Since NFTs, like traditional art and collectible assets, accrue value over time, Goutier says the potential in this new donation model is in part why the nonprofit agreed to work with DoinGud. “We’ll have the opportunity to receive a portion of secondary market sales,” he said.

As the original NFT increases in value, so does the donation, and the nonprofit first chosen by the creator benefits with every transaction, forever. The benefits are monetary, certainly, but also cultural. With each transaction, the nonprofit reups its relevance. “It’s a sustainable donation model,” Goutier said.
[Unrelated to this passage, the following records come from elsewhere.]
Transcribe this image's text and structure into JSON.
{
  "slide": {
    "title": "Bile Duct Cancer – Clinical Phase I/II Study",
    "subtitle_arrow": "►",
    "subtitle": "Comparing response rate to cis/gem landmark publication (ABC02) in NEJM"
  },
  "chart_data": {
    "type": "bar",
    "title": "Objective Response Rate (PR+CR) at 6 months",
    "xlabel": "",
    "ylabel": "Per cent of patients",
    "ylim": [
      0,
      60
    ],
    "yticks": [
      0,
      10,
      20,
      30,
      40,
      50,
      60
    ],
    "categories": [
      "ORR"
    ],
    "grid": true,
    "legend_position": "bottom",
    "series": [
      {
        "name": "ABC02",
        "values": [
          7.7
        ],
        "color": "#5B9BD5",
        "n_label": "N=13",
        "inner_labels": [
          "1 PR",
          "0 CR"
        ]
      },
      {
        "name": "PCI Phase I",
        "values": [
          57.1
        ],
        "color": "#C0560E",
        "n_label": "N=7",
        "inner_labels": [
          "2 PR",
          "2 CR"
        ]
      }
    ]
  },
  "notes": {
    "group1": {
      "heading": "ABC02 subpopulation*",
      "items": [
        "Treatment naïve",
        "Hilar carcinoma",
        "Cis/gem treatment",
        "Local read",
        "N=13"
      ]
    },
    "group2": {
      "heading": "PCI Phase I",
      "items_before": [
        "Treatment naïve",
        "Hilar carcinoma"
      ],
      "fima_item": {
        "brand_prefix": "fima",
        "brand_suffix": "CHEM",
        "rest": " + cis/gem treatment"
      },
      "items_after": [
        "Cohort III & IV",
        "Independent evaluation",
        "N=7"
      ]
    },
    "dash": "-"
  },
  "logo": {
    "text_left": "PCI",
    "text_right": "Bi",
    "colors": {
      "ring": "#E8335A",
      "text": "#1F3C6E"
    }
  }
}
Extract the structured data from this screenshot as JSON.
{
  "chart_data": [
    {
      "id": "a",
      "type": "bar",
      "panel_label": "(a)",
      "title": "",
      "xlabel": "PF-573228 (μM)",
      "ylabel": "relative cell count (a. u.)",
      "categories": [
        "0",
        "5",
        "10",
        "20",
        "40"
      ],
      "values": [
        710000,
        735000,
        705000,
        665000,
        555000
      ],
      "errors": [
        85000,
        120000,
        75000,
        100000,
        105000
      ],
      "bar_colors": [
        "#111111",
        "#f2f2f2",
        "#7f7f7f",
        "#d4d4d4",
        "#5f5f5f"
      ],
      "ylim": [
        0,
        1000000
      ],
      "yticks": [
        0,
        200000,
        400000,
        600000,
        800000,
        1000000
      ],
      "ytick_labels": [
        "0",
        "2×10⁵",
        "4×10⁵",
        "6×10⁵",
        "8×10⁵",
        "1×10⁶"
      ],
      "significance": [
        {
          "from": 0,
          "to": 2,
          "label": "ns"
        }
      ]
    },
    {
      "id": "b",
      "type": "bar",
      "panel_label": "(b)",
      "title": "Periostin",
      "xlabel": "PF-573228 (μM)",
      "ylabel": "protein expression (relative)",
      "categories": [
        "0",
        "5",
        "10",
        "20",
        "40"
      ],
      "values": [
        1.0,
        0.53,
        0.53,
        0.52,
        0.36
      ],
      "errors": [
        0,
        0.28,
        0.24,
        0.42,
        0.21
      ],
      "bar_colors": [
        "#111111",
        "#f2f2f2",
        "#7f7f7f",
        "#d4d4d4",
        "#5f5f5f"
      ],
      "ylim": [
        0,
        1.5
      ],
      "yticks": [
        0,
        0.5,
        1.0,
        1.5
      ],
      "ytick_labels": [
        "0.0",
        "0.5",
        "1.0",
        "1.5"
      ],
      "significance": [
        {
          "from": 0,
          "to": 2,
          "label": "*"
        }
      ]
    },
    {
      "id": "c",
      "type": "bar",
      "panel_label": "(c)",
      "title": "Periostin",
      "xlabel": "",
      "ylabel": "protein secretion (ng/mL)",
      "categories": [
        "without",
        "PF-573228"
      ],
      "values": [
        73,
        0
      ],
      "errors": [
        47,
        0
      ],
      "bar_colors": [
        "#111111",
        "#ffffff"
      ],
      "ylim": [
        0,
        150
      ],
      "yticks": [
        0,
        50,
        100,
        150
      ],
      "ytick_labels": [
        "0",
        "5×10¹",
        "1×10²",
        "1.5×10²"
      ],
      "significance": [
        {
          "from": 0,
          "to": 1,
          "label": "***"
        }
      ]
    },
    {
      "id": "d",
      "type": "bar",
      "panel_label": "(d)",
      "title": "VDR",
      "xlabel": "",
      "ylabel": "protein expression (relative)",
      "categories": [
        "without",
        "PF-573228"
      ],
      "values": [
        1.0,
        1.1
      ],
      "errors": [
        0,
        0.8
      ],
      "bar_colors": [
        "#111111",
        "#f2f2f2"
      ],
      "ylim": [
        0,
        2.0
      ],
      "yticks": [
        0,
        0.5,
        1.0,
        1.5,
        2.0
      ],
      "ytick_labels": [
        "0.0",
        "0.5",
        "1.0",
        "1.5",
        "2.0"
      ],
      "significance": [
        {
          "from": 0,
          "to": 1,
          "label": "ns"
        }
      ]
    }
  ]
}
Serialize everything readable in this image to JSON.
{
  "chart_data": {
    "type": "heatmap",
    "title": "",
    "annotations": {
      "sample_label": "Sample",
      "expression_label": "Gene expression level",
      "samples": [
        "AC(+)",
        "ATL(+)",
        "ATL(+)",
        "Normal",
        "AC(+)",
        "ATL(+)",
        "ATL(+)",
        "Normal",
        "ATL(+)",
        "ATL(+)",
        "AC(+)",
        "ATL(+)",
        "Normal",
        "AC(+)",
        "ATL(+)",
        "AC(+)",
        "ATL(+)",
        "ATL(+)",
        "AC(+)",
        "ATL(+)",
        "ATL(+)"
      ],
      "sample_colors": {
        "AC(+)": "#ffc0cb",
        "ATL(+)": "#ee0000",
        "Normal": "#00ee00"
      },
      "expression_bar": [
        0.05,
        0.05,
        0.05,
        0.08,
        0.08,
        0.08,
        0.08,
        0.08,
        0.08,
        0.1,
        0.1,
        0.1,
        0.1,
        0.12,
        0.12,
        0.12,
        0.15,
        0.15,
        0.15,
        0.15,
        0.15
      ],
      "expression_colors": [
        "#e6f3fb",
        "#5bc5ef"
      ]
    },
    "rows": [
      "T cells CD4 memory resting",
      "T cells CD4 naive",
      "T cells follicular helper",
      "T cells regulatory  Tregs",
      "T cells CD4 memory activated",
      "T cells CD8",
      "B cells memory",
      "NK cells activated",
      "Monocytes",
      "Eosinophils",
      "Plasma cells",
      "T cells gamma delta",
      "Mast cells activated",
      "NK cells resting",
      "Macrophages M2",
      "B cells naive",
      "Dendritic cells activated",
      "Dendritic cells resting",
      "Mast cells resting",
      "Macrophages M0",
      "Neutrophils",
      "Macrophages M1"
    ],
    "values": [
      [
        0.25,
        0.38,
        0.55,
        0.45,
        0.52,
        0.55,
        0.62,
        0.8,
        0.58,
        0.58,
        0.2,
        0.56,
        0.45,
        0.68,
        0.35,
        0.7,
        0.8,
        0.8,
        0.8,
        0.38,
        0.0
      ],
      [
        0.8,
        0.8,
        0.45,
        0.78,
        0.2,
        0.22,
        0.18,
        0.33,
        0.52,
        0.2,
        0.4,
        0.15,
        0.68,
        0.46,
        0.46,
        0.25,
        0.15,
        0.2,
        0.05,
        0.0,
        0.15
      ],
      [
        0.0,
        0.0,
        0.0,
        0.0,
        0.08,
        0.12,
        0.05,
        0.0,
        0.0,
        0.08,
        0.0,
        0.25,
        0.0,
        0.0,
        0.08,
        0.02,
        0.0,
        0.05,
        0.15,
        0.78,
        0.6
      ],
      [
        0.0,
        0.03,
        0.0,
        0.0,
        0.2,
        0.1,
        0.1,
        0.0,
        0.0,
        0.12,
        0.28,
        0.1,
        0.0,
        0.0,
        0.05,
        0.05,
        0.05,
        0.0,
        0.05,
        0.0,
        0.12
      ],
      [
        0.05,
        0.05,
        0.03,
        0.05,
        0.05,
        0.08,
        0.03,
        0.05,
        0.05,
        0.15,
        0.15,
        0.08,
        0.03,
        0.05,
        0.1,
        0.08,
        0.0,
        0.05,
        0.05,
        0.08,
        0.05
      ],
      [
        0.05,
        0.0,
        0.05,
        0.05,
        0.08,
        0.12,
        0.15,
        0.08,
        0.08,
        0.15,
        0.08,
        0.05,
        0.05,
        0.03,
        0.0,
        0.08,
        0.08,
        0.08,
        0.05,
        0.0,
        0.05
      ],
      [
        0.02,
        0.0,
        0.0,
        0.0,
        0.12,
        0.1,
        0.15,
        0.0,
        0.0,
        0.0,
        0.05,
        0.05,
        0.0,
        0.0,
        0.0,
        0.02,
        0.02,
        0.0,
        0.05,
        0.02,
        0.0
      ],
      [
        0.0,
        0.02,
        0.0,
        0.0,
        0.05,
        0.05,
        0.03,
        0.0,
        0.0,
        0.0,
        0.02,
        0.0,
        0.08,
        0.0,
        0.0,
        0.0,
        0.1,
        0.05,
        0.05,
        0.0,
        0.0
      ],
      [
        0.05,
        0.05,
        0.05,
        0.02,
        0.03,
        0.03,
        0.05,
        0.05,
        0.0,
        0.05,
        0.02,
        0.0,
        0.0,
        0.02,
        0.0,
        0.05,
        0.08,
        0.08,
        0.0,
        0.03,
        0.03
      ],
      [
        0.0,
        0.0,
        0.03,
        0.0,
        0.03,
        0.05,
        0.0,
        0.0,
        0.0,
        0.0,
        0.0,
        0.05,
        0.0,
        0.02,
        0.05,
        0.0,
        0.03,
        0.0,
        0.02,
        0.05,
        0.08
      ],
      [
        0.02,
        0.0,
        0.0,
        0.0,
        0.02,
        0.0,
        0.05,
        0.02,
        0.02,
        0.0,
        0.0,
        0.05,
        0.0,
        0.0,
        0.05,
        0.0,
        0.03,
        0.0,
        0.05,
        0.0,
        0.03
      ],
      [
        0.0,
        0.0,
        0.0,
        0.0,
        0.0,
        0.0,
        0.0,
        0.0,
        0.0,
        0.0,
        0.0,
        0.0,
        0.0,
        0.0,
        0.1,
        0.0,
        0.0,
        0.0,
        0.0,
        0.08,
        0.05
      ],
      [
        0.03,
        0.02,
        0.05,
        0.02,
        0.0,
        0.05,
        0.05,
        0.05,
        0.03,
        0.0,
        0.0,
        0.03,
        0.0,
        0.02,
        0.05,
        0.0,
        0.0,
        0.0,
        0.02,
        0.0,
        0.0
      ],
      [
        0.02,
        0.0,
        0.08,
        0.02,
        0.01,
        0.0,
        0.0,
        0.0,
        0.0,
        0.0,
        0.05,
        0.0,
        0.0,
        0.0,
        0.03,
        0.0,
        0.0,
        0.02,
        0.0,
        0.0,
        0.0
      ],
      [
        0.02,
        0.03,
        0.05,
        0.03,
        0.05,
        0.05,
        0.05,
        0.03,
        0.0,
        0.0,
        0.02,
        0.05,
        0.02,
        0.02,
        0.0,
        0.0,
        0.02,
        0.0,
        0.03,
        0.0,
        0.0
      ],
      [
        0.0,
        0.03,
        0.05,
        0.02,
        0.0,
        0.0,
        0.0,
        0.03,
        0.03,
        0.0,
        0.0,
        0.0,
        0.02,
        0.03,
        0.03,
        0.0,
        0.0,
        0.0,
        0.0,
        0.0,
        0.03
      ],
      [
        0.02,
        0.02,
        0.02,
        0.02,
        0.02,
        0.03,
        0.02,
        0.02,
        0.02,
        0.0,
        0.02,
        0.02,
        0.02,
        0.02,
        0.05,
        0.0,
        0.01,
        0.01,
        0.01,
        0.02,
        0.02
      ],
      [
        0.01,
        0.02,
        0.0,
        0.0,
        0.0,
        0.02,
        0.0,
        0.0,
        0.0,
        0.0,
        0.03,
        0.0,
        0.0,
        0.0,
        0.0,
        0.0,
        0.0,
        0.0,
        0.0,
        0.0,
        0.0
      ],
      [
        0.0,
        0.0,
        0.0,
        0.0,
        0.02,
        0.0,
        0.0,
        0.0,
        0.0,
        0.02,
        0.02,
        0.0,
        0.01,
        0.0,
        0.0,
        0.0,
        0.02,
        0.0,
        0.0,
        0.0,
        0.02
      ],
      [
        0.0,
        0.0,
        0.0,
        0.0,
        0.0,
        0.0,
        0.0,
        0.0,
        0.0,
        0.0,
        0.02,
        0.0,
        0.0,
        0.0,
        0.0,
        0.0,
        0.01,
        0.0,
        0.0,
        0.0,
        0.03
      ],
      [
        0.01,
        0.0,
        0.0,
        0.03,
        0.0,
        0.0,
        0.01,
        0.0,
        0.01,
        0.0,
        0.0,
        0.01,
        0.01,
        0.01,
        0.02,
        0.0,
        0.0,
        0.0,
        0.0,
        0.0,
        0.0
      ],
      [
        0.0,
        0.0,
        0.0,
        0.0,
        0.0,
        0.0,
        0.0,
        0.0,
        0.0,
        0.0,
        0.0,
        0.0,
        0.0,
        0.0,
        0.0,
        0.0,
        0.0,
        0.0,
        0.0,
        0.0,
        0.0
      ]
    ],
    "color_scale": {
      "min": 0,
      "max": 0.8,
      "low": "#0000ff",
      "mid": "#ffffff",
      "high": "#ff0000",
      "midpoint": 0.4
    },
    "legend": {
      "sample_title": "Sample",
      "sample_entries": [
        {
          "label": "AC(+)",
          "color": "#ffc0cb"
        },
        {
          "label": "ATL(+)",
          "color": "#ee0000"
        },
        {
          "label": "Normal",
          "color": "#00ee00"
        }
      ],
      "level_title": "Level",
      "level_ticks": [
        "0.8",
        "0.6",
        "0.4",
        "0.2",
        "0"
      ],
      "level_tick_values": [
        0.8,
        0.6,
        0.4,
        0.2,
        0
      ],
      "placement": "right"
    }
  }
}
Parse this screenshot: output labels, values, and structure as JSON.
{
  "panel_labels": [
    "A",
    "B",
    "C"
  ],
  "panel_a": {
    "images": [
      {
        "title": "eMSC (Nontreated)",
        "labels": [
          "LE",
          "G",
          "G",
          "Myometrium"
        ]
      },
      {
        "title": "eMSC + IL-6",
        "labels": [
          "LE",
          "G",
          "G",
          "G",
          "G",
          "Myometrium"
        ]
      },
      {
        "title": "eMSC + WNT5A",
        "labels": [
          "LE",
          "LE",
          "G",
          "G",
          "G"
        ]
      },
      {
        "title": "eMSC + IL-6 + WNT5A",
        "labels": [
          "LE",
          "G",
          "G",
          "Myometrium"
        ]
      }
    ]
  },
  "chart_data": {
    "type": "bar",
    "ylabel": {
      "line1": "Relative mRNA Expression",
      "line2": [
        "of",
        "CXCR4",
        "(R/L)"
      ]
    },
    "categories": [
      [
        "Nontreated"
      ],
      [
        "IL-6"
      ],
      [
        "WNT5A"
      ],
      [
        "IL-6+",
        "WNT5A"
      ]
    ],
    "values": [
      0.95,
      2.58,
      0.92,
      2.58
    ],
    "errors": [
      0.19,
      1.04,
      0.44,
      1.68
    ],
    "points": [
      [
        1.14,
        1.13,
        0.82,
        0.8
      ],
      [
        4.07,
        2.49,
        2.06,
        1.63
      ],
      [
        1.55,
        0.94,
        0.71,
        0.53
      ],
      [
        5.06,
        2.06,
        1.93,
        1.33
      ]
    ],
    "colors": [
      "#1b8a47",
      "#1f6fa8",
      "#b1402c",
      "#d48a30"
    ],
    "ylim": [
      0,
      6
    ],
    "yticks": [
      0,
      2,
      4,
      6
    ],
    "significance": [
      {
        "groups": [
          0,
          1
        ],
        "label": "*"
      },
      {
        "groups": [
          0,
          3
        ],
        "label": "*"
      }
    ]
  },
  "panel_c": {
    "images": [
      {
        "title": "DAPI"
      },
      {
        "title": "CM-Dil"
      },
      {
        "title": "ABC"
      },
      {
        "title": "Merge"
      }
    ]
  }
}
For artists, NFT profits are typically blunted by notorious gas and transaction fees, and donating a cut of proceeds may not seem feasible for newer creators. To combat that, DoinGud has instead put gas and minting fees on the collectors, offering creators a chance to retain 95% of their sale’s proceeds. 

Like all things crypto, though, it’s still early days. While United Way has accepted crypto donations for seven years, cryptocurrencies still comprise an extremely small amount of its $4.8 billion raised annually — Goutier estimates less than 1%. NFTs may very well help raise that number, but nonprofits are now considering other implications of their corporate wallets. “Do we keep crypto on our balance sheet?”  Goutier said.

The Giving Block has launched its own version of Giving Tuesday: NFTuesday, scheduled for December 7, in conjunction with the Sotheby’s auction benefiting Sostento, a nonprofit for health-care workers. The two are touting the upcoming event as the “biggest NFT charity auction ever.”